E chegaram a um local arenoso sem vegetação.

– Não me parece que seja ilusão ótica – insistiu Pih. – Já viste que o mesmo acontece com a massa líquida que vemos à nossa frente? Junto a nós é transparente, mas, se prolongares o teu olhar, vês um azul cada vez mais intenso, tal como no terreno sólido.

Poh ficou sem palavras. Nada nos seus conhecimentos de navegador espacial lhe permitia apresentar sequer uma hipótese remota para tal efeito que, para si, continuava a não passar de uma ilusão ótica.

– Tem de haver uma explicação. – insistiu Pih, que era o cientista da expedição – Parece-me que ninguém tem razão lá em Boh-hor. Ou talvez todos tenham. Será que os dois elementos, o oxigénio e o hidrogénio, entram ambos na constituição dos seres vivos deste planeta?

*******

Estavam os dois alienígenas a debater esta questão, quando chegaram à areia duas crianças prontas para mergulhar na água fresca da praia fluvial da Barragem do Alqueva, onde passavam férias.

– Olha o que eu achei aqui a brilhar ao sol? – disse Quico, que era o mais novo. – Devem ser dois diamantes.

– Tu nem as pensas! – ripostou Rico, o irmão mais velho. – Se fossem mesmo diamantes, estávamos milionários.

– Vamos mostrar ao pai que de pedras percebe ele. – contrapôs Quico e desatou a correr rumo às árvores, onde o resto da família estava a resguardar-se do sol inclemente de agosto.

– Pai, pai, achámos dois diamantes perdidos à beira da água! – gritou Quico, quase deixando cair as pedras com a precipitação.

– Reparem, – disse o pai, que era professor de físico-química, depois de analisar as pedras com cuidado – o diamante é o mineral mais duro que existe e estas pedras são ligeiramente macias.

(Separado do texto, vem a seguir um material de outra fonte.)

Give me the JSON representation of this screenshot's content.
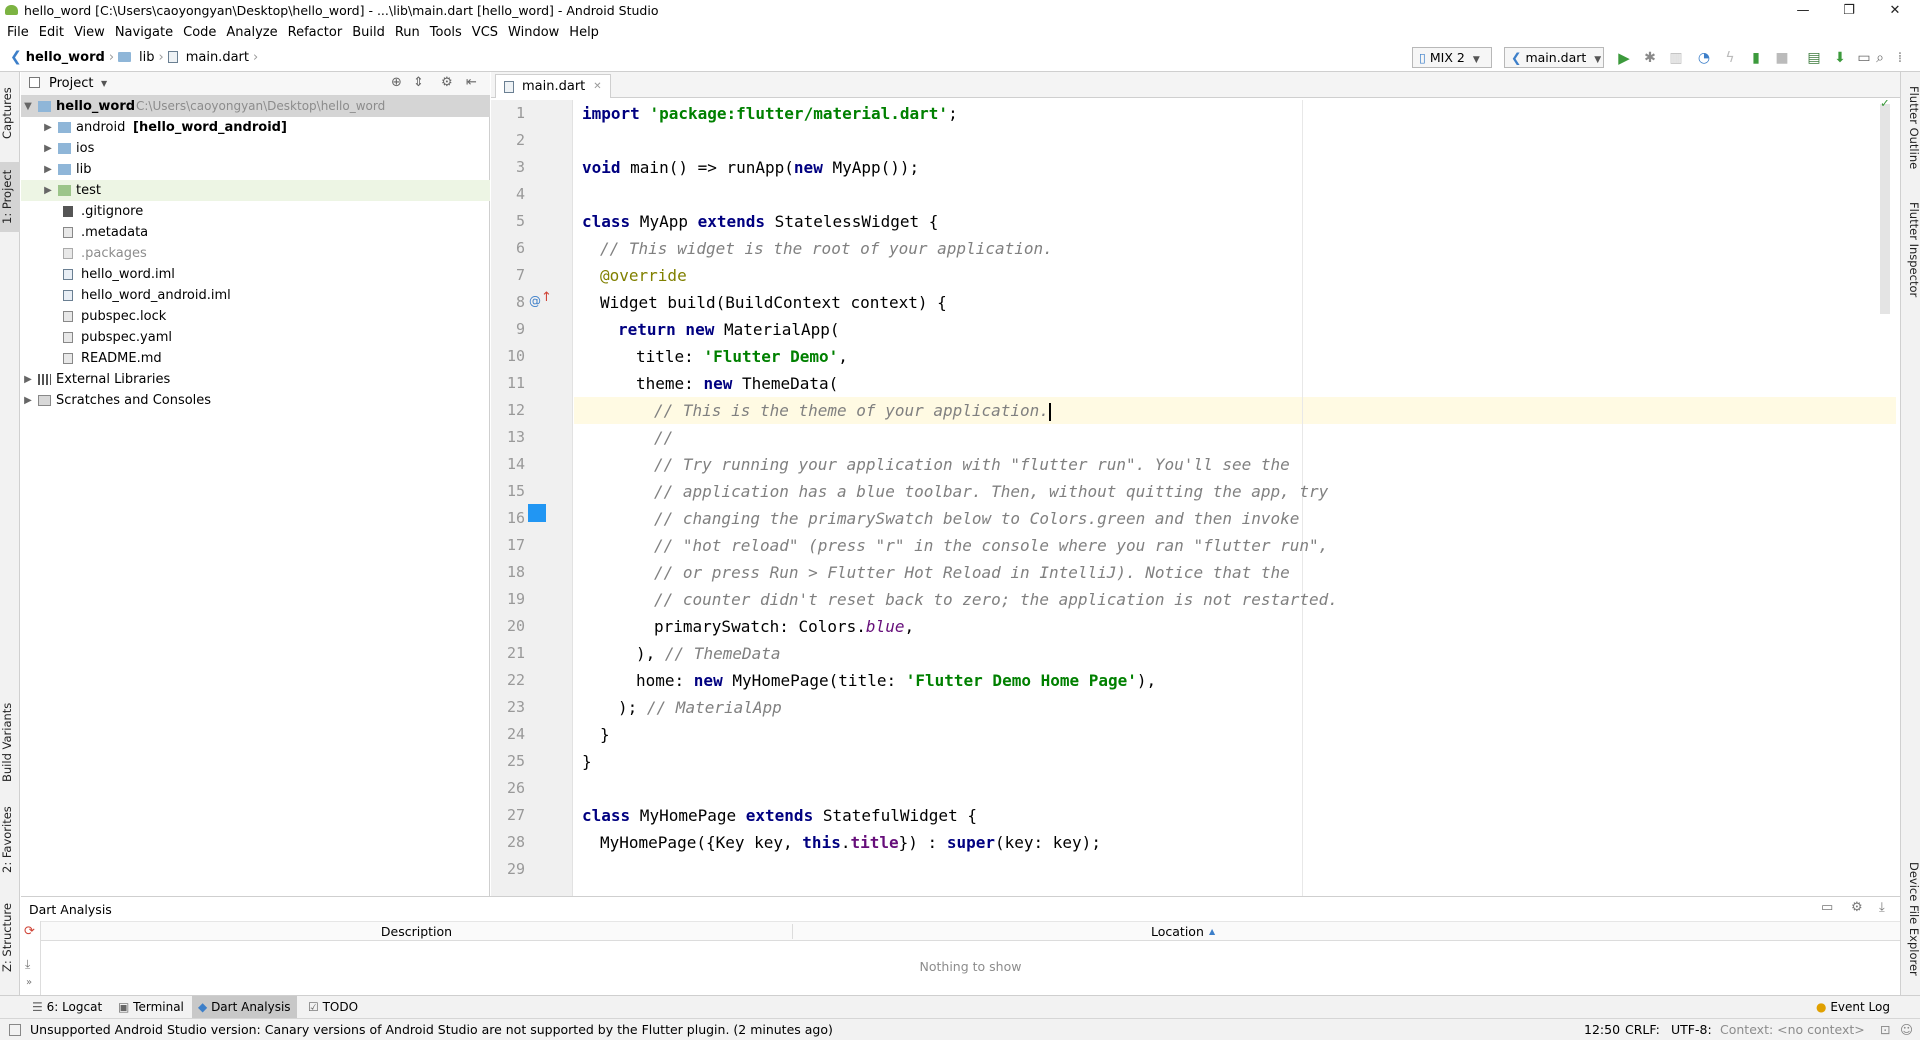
{
  "window": {
    "title": "hello_word [C:\\Users\\caoyongyan\\Desktop\\hello_word] - ...\\lib\\main.dart [hello_word] - Android Studio",
    "minimize": "—",
    "restore": "❐",
    "close": "✕"
  },
  "menu": [
    "File",
    "Edit",
    "View",
    "Navigate",
    "Code",
    "Analyze",
    "Refactor",
    "Build",
    "Run",
    "Tools",
    "VCS",
    "Window",
    "Help"
  ],
  "breadcrumb": {
    "project": "hello_word",
    "folder": "lib",
    "file": "main.dart"
  },
  "toolbar": {
    "device": "MIX 2",
    "run_config": "main.dart"
  },
  "left_strip": {
    "captures": "Captures",
    "project": "1: Project",
    "build_variants": "Build Variants",
    "favorites": "2: Favorites",
    "structure": "Z: Structure"
  },
  "right_strip": {
    "outline": "Flutter Outline",
    "inspector": "Flutter Inspector",
    "device_explorer": "Device File Explorer"
  },
  "project_panel": {
    "view_label": "Project",
    "root": {
      "name": "hello_word",
      "path": "C:\\Users\\caoyongyan\\Desktop\\hello_word"
    },
    "items": [
      {
        "name": "android",
        "suffix": "[hello_word_android]",
        "kind": "folder"
      },
      {
        "name": "ios",
        "kind": "folder"
      },
      {
        "name": "lib",
        "kind": "folder"
      },
      {
        "name": "test",
        "kind": "folder"
      },
      {
        "name": ".gitignore",
        "kind": "file"
      },
      {
        "name": ".metadata",
        "kind": "file"
      },
      {
        "name": ".packages",
        "kind": "file"
      },
      {
        "name": "hello_word.iml",
        "kind": "file"
      },
      {
        "name": "hello_word_android.iml",
        "kind": "file"
      },
      {
        "name": "pubspec.lock",
        "kind": "file"
      },
      {
        "name": "pubspec.yaml",
        "kind": "file"
      },
      {
        "name": "README.md",
        "kind": "file"
      }
    ],
    "external": "External Libraries",
    "scratches": "Scratches and Consoles"
  },
  "editor": {
    "tab": "main.dart",
    "line_numbers": [
      "1",
      "2",
      "3",
      "4",
      "5",
      "6",
      "7",
      "8",
      "9",
      "10",
      "11",
      "12",
      "13",
      "14",
      "15",
      "16",
      "17",
      "18",
      "19",
      "20",
      "21",
      "22",
      "23",
      "24",
      "25",
      "26",
      "27",
      "28",
      "29"
    ],
    "lines": {
      "l1": {
        "kw": "import",
        "s": "'package:flutter/material.dart'",
        "t": ";"
      },
      "l3": {
        "kw": "void",
        "t1": " main() => runApp(",
        "kw2": "new",
        "t2": " MyApp());"
      },
      "l5": {
        "kw": "class",
        "t1": " MyApp ",
        "kw2": "extends",
        "t2": " StatelessWidget {"
      },
      "l6": "// This widget is the root of your application.",
      "l7": "@override",
      "l8": "Widget build(BuildContext context) {",
      "l9": {
        "kw": "return new",
        "t": " MaterialApp("
      },
      "l10": {
        "t": "title: ",
        "s": "'Flutter Demo'",
        "t2": ","
      },
      "l11": {
        "t": "theme: ",
        "kw": "new",
        "t2": " ThemeData("
      },
      "l12": "// This is the theme of your application.",
      "l13": "//",
      "l14": "// Try running your application with \"flutter run\". You'll see the",
      "l15": "// application has a blue toolbar. Then, without quitting the app, try",
      "l16": "// changing the primarySwatch below to Colors.green and then invoke",
      "l17": "// \"hot reload\" (press \"r\" in the console where you ran \"flutter run\",",
      "l18": "// or press Run > Flutter Hot Reload in IntelliJ). Notice that the",
      "l19": "// counter didn't reset back to zero; the application is not restarted.",
      "l20": {
        "t": "primarySwatch: Colors.",
        "p": "blue",
        "t2": ","
      },
      "l21": {
        "t": "), ",
        "c": "// ThemeData"
      },
      "l22": {
        "t": "home: ",
        "kw": "new",
        "t2": " MyHomePage(title: ",
        "s": "'Flutter Demo Home Page'",
        "t3": "),"
      },
      "l23": {
        "t": "); ",
        "c": "// MaterialApp"
      },
      "l24": "}",
      "l25": "}",
      "l27": {
        "kw": "class",
        "t1": " MyHomePage ",
        "kw2": "extends",
        "t2": " StatefulWidget {"
      },
      "l28": {
        "t1": "MyHomePage({Key key, ",
        "kw": "this",
        "t2": ".",
        "p": "title",
        "t3": "}) : ",
        "kw2": "super",
        "t4": "(key: key);"
      }
    }
  },
  "dart_analysis": {
    "title": "Dart Analysis",
    "col_description": "Description",
    "col_location": "Location",
    "sort_marker": "▲",
    "empty": "Nothing to show"
  },
  "bottom_tabs": [
    "6: Logcat",
    "Terminal",
    "Dart Analysis",
    "TODO"
  ],
  "event_log": "Event Log",
  "status": {
    "message": "Unsupported Android Studio version: Canary versions of Android Studio are not supported by the Flutter plugin. (2 minutes ago)",
    "position": "12:50",
    "line_sep": "CRLF:",
    "encoding": "UTF-8:",
    "context": "Context: <no context>"
  },
  "colors": {
    "accent": "#4a90d9",
    "swatch_blue": "#2196f3",
    "run_green": "#3c9a3c",
    "current_line": "#fffae3"
  }
}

Entregou uma delas ao filho mais velho e disse-lhe:

– Raspa a pedra com um canivete e vê o que acontece.

Rico assim fez e verificou que ficou um pouco de pó branco acinzentado na folha do canivete.

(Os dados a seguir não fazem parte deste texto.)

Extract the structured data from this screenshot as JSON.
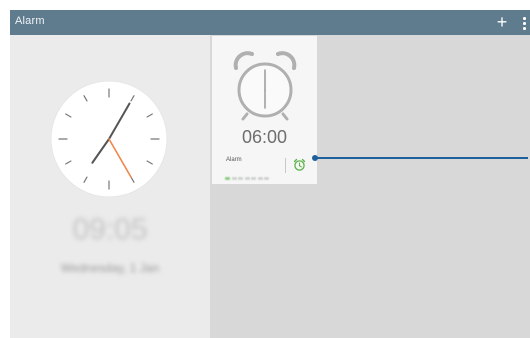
{
  "action_bar": {
    "title": "Alarm",
    "add_label": "+"
  },
  "world_clock": {
    "digital_time": "09:05",
    "date": "Wednesday, 1 Jan",
    "hour_hand_angle_deg": 215,
    "minute_hand_angle_deg": 30,
    "second_hand_angle_deg": 150
  },
  "alarm_card": {
    "time": "06:00",
    "label": "Alarm",
    "days_active": [
      true,
      false,
      false,
      false,
      false,
      false,
      false
    ],
    "state": "on"
  },
  "colors": {
    "action_bar": "#5f7b8e",
    "second_hand": "#f0874c",
    "alarm_on": "#5ab34a",
    "callout": "#1f5f9c"
  }
}
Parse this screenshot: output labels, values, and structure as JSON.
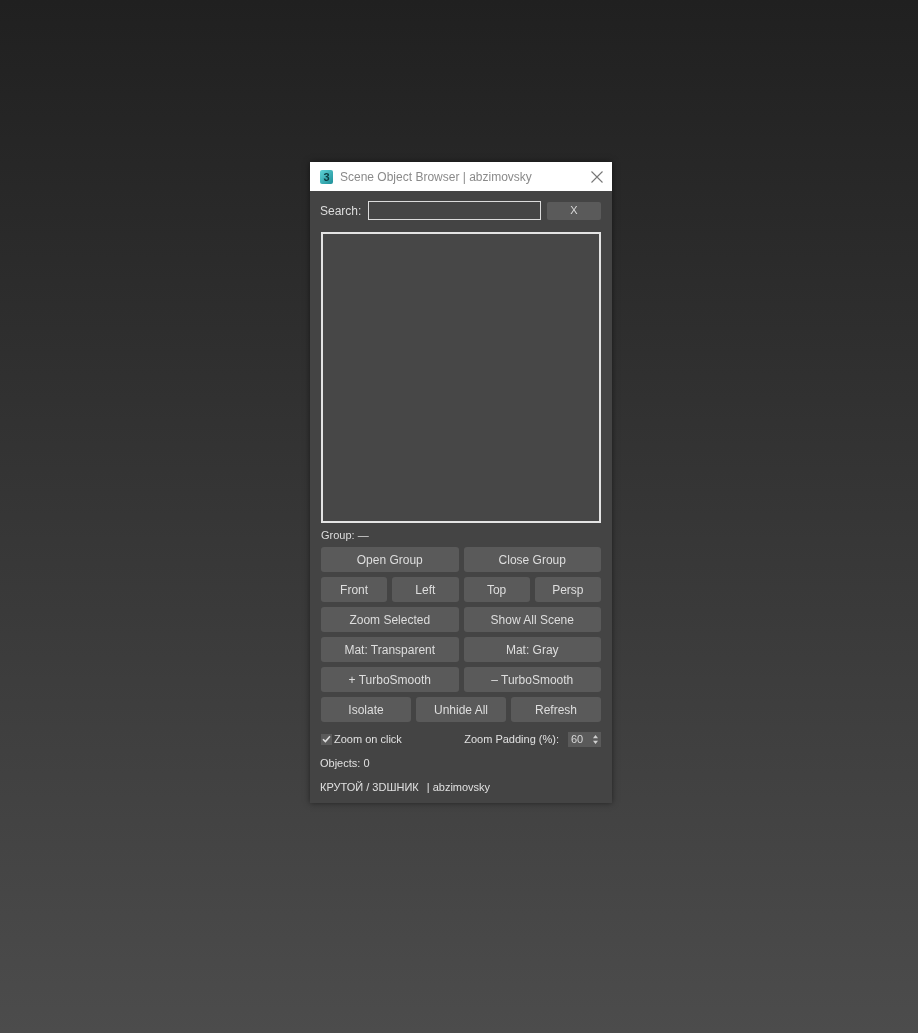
{
  "window": {
    "icon_text": "3",
    "title": "Scene Object Browser | abzimovsky"
  },
  "search": {
    "label": "Search:",
    "clear_button": "X"
  },
  "group": {
    "label": "Group: —"
  },
  "button_rows": [
    {
      "buttons": [
        {
          "label": "Open Group"
        },
        {
          "label": "Close Group"
        }
      ]
    },
    {
      "buttons": [
        {
          "label": "Front"
        },
        {
          "label": "Left"
        },
        {
          "label": "Top"
        },
        {
          "label": "Persp"
        }
      ]
    },
    {
      "buttons": [
        {
          "label": "Zoom Selected"
        },
        {
          "label": "Show All Scene"
        }
      ]
    },
    {
      "buttons": [
        {
          "label": "Mat: Transparent"
        },
        {
          "label": "Mat: Gray"
        }
      ]
    },
    {
      "buttons": [
        {
          "label": "+ TurboSmooth"
        },
        {
          "label": "– TurboSmooth"
        }
      ]
    },
    {
      "buttons": [
        {
          "label": "Isolate"
        },
        {
          "label": "Unhide All"
        },
        {
          "label": "Refresh"
        }
      ]
    }
  ],
  "options": {
    "zoom_on_click": {
      "label": "Zoom on click",
      "checked": true
    },
    "zoom_padding": {
      "label": "Zoom Padding (%):",
      "value": "60"
    }
  },
  "status": {
    "objects": "Objects: 0"
  },
  "footer": [
    "КРУТОЙ / 3DШНИК",
    "| abzimovsky"
  ]
}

– Estás a ver, Quico, como o teu irmão conseguiu riscar a pedra facilmente? – afirmou o pai, mostrando-a ao filho mais novo. – Era capaz de afirmar que estas pedras são um minério de boro, provavelmente a boracite.

– E como podemos confirmar isso? – perguntou Rico, cheio de curiosidade.

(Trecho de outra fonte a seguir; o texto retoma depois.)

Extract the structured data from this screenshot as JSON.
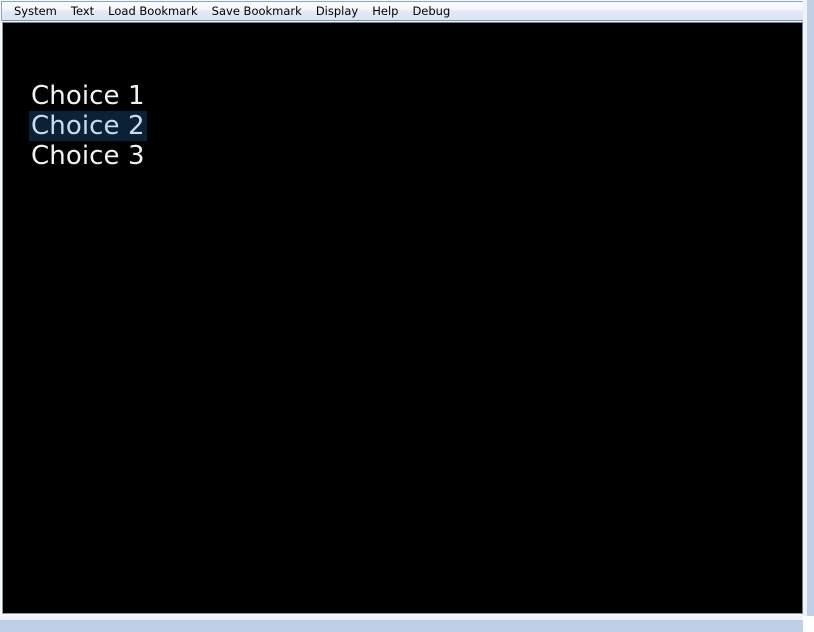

– É fácil – respondeu o pai, enquanto deitava um pouco de água num copo. – Agora ponham as pedras dentro da água e vamos esperar algumas horas.

Colocaram as pedras no copo e nunca mais se lembraram delas. Dias depois, encontraram o copo na prateleira do cimo da despensa onde estava guardado para não se entornar e viram que parte das pedras se tinha dissolvido.

– E agora, pai, podemos beber esta água? – perguntou Rico.

– Beber não convém, porque tem um ácido, chamado ácido bórico. Mas essa água boricada pode ser usada pela tua avó para limpar as borbulhas das pernas que as ervas do campo lhe fizeram. Experimentaram e as pernas da avó melhoraram bastante.

*********

Tantos anos depois, os cientistas de Boh-hor continuam à espera do regresso da expedição científica enviada ao misterioso planeta azul.